What is the least multiple of $2016$ whose sum of digits is $2016$?
I am totally broke on this. What I only know is that the least number of digits should be greater than $224$ which is clearly not a practical hint. The prime decomposition may give some hint but am unsure. Any ideas. Thanks beforehand.
Looking at the last three digits, you are not going to get more than $24$ digit-sum from them, as the largest digit-sum avilable from multiples of $8$ below $1000$ is at $888$. So you will need $225$ digits in total, which is likely to be enough.
I'll start by finding out the value of $10^{225} \bmod 2016$
$2016=2^5\cdot3^2\cdot7 = 32\cdot 63$
$\lambda(63)$ $= \text{lcm}(\lambda(3^2),\lambda(7)) = \text{lcm}(6,6) = 6 \implies 10^6 \equiv 1 \bmod 63$
$10^{225} \equiv 10^{222}\cdot 10^3 \equiv 10^3\equiv 55 \bmod 63$
$10^{225} \equiv 0 \bmod 32$ trivially
Now Chinese Remainder Theorem says we can find a value that is $ 55 \bmod 63 $ and $0 \bmod 32$ - which translates to looking for a multiple of $32$ that is $\equiv 55 \bmod 63$.
$2\cdot 32 \equiv 1 \bmod 63 \implies (1+2(55-32))\cdot 32 \equiv 47\cdot 32$ is the multiple required, and thus $47\cdot 32 \equiv 1504 \equiv 10^{255} \bmod 2016$
The greatest multiple of $2016$ less than $10^{225}$ is thus $10^{225}-1504 = \overbrace{9\ldots9}^{\text{221 9s}}8496$, which actually does have the digit-sum required. So we already have an upper limit on the minimum value.
Since we have this cycle of $6$ values for $10^k\bmod 2016$ and $10^6 \equiv 1 \bmod 63$ $\implies$ $999999 \equiv 0 \bmod 63$ we can insert "$999999$" into a valid shorter value at any point clear of the last five digits (the factor of $2^5$ being determined by those last five digits).
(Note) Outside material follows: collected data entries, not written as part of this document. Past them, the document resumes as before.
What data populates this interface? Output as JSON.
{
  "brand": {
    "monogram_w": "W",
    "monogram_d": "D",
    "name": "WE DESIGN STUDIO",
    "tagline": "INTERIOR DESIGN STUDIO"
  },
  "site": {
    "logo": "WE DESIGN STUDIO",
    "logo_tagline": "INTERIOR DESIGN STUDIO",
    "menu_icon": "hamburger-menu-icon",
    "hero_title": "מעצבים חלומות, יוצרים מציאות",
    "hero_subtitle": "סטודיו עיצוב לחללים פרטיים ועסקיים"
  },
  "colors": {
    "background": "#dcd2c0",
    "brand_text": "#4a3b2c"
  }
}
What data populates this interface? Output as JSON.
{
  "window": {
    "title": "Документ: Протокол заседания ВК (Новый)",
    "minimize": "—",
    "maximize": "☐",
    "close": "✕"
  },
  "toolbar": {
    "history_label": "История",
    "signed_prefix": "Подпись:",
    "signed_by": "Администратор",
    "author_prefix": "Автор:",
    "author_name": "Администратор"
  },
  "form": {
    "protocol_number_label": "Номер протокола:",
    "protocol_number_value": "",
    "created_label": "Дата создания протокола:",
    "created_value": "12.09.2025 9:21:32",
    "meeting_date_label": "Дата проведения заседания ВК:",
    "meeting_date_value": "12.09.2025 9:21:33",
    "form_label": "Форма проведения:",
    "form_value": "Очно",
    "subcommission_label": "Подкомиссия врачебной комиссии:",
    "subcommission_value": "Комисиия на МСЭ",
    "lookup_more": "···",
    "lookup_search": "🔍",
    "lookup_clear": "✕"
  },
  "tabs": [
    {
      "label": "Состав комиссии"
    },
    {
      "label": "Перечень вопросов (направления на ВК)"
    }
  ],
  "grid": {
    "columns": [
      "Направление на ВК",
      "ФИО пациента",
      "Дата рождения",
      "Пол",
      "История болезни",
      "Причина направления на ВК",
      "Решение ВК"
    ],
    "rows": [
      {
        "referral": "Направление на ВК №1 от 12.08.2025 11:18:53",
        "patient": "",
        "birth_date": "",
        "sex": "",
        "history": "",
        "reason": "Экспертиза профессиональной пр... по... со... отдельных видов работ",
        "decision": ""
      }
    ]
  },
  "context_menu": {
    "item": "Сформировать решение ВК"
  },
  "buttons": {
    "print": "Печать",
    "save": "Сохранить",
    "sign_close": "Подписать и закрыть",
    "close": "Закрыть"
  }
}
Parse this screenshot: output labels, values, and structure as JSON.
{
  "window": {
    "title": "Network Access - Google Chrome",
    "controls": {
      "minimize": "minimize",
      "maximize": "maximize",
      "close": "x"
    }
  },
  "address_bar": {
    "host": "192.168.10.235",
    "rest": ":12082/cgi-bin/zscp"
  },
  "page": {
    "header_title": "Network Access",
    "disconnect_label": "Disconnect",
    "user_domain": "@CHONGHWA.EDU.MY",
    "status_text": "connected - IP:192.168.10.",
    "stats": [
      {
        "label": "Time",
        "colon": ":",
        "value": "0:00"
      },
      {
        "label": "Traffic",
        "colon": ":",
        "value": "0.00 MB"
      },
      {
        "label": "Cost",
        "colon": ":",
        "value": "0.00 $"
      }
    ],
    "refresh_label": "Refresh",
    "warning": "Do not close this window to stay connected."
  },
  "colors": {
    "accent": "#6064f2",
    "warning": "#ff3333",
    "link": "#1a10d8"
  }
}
Specifically we can multiply the higher digits by $10^6$ (which doesn't change their value $\bmod 63$) and then add $999999\cdot 10^k$ which of course idivisible by $63$.
Thus when we find the minimum multiple in $9$ digits with a digit-sum of $72$ (which is $598989888$), we can extend that to $225$ digits using insertions of $999999$, keeping $5989$ as the high-value digits.
This gives us $598\overbrace{9\ldots9}^{\text{217 9s}}89888$ as the minimum multiple of $2016$ with a digit sum of $2016$.
HINT: The sum of the digits of $2016$ is $9$ - can you see a way of exploiting this fact to form a multiple of $2016$ which has some digits equal to $9$? If you can find a multiple with lots of digits equal to $9$ then you may be close to an answer. If you think about this the right way, you should find a way of getting a string of digits equal to $9$.